Thursday, September 5, 2024

Beetlejuice Beetlejuice: Movie Review




A vibrantly crafted mess.
It’s been around 30 years since I last watched the original Beetlejuice, but I don’t remember it having so much nonsense. I remember Michael Keaton’s Betelgeuse, the larger-than-life demon, and Wynona Ryder’s goth girl. Both of whom, plus Lydia’s mother Catherine O’Hara, have returned for the sequel. Keaton warned producers that he can’t be in the movie too much or else his character gets over-done, which is why the first worked so well. They get the ratio right again, but the rest of the afterlife and underworld is just so ridiculously filled with nonsense that goes nowhere.   2024

Directed by: Tim Burton

Screenplay by: Alfred Gough, Miles Millar, and Seth Grahame-Smith

Starring: Winona Ryder, Michael Keaton, and Jenna Ortega

Above ground there are a few solid plotlines and new characters, but we have to start the movie underground with Betelgeuse’s ex-wife stapling herself back together and sucking the soul out of other underworld demons. The movie is just so proud of its weirdness that it often forgets that there has to be a purpose. We spend a bit too long with the dead and their gory nonsense before we get to the living characters who actually have a point.

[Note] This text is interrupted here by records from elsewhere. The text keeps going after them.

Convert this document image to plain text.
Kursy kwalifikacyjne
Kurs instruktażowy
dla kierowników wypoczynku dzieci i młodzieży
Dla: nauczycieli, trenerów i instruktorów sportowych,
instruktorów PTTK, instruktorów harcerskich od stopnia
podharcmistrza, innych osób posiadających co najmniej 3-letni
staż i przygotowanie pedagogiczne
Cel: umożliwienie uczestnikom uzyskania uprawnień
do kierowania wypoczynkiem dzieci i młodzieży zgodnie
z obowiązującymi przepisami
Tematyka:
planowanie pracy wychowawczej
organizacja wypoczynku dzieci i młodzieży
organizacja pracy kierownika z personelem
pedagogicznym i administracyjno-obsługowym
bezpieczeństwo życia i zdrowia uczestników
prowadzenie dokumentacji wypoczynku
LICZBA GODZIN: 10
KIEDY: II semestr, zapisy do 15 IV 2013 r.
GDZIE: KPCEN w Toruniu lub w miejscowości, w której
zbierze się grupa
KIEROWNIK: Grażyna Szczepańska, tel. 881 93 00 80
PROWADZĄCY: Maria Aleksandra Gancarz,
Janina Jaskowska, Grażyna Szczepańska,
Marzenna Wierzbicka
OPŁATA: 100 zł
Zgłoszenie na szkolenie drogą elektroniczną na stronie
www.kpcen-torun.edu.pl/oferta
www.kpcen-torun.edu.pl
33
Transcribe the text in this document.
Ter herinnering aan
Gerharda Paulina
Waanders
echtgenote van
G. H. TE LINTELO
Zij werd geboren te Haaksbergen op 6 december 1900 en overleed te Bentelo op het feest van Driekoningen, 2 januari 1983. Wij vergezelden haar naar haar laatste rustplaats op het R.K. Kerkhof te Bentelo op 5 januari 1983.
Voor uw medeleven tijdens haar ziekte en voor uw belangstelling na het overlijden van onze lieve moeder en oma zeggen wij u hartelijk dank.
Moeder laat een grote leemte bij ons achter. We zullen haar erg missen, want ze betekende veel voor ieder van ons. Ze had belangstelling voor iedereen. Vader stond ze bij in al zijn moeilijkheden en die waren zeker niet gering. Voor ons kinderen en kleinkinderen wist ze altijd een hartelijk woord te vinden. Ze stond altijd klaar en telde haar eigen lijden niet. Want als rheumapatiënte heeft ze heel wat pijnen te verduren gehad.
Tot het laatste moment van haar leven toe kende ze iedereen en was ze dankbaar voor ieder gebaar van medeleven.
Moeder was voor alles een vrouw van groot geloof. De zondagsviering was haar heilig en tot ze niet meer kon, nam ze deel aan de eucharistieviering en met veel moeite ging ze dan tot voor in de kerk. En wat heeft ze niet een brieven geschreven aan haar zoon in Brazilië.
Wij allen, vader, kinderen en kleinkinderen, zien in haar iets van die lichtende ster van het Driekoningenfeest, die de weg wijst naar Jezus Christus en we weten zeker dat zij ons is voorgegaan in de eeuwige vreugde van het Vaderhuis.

Lydia is now a TV show host where she talks to the ghosts of people’s haunted houses. She has a daughter, named Astrid (Jenna Ortega), away at a boarding school who hates her. Everything about that character, her name, the casting, her personality, is all perfect. Astrid hates her mother, does not believe in ghosts, and never wants to step foot in Winter River or that awful house on the hill ever again. Until her bereft grandmother shows up at her school screaming that her grandfather has died. The three Deetz women, plus Lydia’s new new-age producer boyfriend (Justin Theroux), return home to mourn the recently departed patriarch.

I’m going to jump ahead to my favourite part. The one central part of the story that ties the whole thing together and doesn’t get weighed down with nonsense which so much of the rest of the movie does. Astrid meets a boy (Arthur Conti), they bond over their shared love of Dostoevsky and finally a person in this awful town that she likes. There’s a twist which I very satisfyingly predicted and I assume most people will because it fits the story so perfectly.

Betelgeuse and the living characters who keep summoning him are the best parts of the movie. But there are so many more characters all from the underworld who just pad the movie with gory nonsense. It’s a very vibrantly crafted movie, and occasionally there are small touches that add a lot (Betelgeuse’s look-alike (kinda) named Bob), and the music as it was previously is perfect, but then there are big touches that add nothing (everybody else from the underworld) and it just creates a mess out of the whole movie.

Younger me always wondered why his named is spelled Betelgeuse but the movie is spelled Beetlejuice, so adult me decided to spend some time delving into that lore which I don’t think has ever been officially clarified. Common theories include that he created a phonetic spelling of his name otherwise it would be mispronounced, or he doesn’t know the spelling of his own name, but I quite like the simple fact that if he isn’t allowed to say his own name, then he’s not allowed to spell it either and has had to come up with an alternative spelling loophole. He does love loopholes. I like thinking of Betelgeuse as the character and Beetlejuice as the movie to differentiate the two.